My Gramma Gartman was a great cook. I especially remember her coffee cake, her chicken and dumplings, her banana cream pie, her chili lasagna, her rice pudding, her strawberry freezer jam… but best of all, the thing that we all looked forward to and that she made so often, were Gramma’s rolls. She made large batches and saved the leftovers in empty cereal boxes. (They were just the right size and shape and the waxed paper liners were perfect for keeping them fresh.)
There has been some disagreement among my siblings as to whether or not I have the recipe written down correctly, but I still remember clearly the day that I asked Gramma to teach me how to make her rolls and I jotted everything down as we went along.

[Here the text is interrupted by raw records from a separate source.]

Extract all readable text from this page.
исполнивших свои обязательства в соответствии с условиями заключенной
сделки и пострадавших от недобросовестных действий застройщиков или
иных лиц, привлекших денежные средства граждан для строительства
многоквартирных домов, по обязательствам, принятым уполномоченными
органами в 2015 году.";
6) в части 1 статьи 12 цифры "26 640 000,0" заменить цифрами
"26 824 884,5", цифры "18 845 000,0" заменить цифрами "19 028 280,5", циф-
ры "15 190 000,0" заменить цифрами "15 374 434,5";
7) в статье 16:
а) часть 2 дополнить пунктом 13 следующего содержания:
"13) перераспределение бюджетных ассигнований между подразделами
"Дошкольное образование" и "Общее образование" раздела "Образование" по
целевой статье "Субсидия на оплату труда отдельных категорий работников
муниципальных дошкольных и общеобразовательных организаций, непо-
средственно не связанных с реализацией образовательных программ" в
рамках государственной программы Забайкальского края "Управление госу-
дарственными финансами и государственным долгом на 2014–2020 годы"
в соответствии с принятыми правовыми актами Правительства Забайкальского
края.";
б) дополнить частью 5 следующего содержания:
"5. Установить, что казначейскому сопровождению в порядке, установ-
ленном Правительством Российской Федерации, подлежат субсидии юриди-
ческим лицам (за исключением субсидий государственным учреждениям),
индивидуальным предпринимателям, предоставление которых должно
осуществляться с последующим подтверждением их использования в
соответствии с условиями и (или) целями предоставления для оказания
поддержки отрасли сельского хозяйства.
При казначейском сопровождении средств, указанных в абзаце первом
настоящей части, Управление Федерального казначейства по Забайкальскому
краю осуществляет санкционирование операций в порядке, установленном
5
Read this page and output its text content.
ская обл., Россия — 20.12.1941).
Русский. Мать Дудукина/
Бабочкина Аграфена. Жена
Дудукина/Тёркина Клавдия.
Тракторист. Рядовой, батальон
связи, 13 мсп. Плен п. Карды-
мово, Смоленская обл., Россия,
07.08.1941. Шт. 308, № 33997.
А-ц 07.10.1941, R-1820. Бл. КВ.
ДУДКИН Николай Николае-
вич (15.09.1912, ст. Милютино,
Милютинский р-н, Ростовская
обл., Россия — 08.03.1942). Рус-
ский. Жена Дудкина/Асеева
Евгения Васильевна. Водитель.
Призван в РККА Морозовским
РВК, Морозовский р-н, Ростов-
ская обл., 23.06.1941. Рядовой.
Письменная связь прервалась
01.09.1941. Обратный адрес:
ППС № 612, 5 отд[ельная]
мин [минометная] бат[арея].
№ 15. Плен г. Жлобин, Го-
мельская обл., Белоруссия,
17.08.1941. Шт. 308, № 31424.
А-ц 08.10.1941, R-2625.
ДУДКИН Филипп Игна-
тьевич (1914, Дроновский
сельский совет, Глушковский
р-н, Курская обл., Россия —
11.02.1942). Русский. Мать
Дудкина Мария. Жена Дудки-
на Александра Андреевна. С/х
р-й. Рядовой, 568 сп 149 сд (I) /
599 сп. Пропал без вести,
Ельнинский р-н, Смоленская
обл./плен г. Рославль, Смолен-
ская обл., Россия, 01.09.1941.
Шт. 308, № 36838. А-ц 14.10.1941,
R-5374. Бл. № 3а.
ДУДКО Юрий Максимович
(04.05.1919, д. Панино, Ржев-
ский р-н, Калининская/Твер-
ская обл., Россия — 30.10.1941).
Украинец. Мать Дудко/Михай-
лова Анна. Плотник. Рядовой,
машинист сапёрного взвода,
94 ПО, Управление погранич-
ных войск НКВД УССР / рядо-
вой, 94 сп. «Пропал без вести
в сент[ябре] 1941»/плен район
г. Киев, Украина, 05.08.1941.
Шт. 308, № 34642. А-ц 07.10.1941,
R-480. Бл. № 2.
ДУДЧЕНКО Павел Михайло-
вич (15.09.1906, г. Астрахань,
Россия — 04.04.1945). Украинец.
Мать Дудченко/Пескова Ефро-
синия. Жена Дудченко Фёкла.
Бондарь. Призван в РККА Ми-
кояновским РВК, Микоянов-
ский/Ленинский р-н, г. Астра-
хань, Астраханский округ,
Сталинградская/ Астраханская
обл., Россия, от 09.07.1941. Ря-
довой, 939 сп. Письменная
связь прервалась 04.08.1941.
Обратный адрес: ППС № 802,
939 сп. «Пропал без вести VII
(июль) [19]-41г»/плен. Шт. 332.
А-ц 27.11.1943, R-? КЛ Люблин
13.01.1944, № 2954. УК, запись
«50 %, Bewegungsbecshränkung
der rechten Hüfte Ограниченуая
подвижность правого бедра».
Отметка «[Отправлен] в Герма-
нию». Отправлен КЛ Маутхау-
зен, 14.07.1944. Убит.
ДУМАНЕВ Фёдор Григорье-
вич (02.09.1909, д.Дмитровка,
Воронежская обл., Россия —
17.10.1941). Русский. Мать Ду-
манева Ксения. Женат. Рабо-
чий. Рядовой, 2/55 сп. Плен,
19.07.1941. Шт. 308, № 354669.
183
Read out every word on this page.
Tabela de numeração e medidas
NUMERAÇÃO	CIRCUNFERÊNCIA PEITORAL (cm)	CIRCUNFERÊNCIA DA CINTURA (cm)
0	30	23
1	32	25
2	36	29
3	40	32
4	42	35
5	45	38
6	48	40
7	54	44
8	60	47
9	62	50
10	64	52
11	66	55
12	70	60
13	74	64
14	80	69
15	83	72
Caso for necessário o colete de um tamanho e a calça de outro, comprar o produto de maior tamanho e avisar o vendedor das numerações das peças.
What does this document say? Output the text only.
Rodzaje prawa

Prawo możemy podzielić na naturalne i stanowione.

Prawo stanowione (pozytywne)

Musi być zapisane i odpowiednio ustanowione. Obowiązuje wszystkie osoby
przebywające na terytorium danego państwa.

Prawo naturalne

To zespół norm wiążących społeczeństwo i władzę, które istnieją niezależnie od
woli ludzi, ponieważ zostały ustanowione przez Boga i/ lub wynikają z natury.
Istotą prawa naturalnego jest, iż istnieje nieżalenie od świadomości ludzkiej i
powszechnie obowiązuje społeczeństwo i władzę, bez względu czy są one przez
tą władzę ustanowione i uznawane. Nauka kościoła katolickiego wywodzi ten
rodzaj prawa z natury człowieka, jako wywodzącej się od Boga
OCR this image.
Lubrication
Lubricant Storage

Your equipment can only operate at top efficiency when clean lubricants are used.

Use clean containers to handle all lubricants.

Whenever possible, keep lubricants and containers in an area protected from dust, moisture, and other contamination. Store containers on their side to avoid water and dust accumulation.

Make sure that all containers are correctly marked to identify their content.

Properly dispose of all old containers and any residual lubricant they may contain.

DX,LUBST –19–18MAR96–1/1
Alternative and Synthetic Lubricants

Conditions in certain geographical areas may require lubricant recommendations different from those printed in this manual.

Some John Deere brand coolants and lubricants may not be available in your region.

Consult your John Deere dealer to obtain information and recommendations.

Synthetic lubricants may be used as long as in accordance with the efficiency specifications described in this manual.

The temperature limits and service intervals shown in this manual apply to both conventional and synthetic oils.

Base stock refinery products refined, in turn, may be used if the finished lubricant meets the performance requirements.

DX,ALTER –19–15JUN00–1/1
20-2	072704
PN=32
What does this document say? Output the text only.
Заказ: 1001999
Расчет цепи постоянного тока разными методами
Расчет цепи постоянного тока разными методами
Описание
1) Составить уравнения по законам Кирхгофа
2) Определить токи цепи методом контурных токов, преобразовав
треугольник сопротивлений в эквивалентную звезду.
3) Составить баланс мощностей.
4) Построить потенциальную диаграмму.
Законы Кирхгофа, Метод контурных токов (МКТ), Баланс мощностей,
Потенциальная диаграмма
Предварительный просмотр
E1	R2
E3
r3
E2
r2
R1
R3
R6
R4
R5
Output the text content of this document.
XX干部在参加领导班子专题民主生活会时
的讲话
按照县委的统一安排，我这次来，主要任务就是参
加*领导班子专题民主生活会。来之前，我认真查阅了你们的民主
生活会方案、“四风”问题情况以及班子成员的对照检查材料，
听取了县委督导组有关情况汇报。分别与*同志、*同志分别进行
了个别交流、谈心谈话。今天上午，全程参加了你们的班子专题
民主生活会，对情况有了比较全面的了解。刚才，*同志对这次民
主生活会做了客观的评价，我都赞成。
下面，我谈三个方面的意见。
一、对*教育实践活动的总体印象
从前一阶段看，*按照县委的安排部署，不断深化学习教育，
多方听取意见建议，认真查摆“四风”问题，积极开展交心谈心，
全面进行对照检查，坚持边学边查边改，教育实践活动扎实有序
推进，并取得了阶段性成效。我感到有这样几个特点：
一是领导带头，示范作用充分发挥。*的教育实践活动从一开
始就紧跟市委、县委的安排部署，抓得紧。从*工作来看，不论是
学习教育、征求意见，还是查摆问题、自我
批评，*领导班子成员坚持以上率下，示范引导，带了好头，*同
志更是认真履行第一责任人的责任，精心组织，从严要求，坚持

They are a bit finicky. They really like a nice warm place to rise or they just don’t. But even our flatter results have had the right taste at least – that wonderful memory filled taste. :)
Gramma Gartman’s Rolls
1/4 lb margarine
1/2 c sugar
1 egg
1 c scalded milk
1 c warm milk
2 pkg (4 1/2 t) yeast softened in 1/2 c warm water
5 c (or so) flour
Start by scalding the 1 c of milk in a small saucepan and putting the other cup of milk along with the stick of margarine into a bowl to melt in the microwave. Let both cool to room temperature. Soften the yeast in the warm water and allow to bloom. (I usually do this while the milk is still warm and allow it to sit until the milk has cooled enough to continue with the recipe.) Add the scalded milk, the milk and melted margarine mixture, the sugar, and the egg and mix well. Then add the flour one cup at a time (I usually find it takes more like six cups.) until dough pulls away from the sides of the bowl. Knead until smooth and elastic. Let rise in a warm place for one hour. Punch down. Roll or pat out to about 1/2 inch thick and cut into 2 inch squares. Place on greased baking sheet and let rise in a warm place again. Bake at 350 degrees for 20 minutes or until lightly browned.
Our family loves these with soup or with spaghetti or all by themselves with butter or jam. Yum!
(The second recipe is in the picture. It is another of Gramma’s recipes.) Enjoy!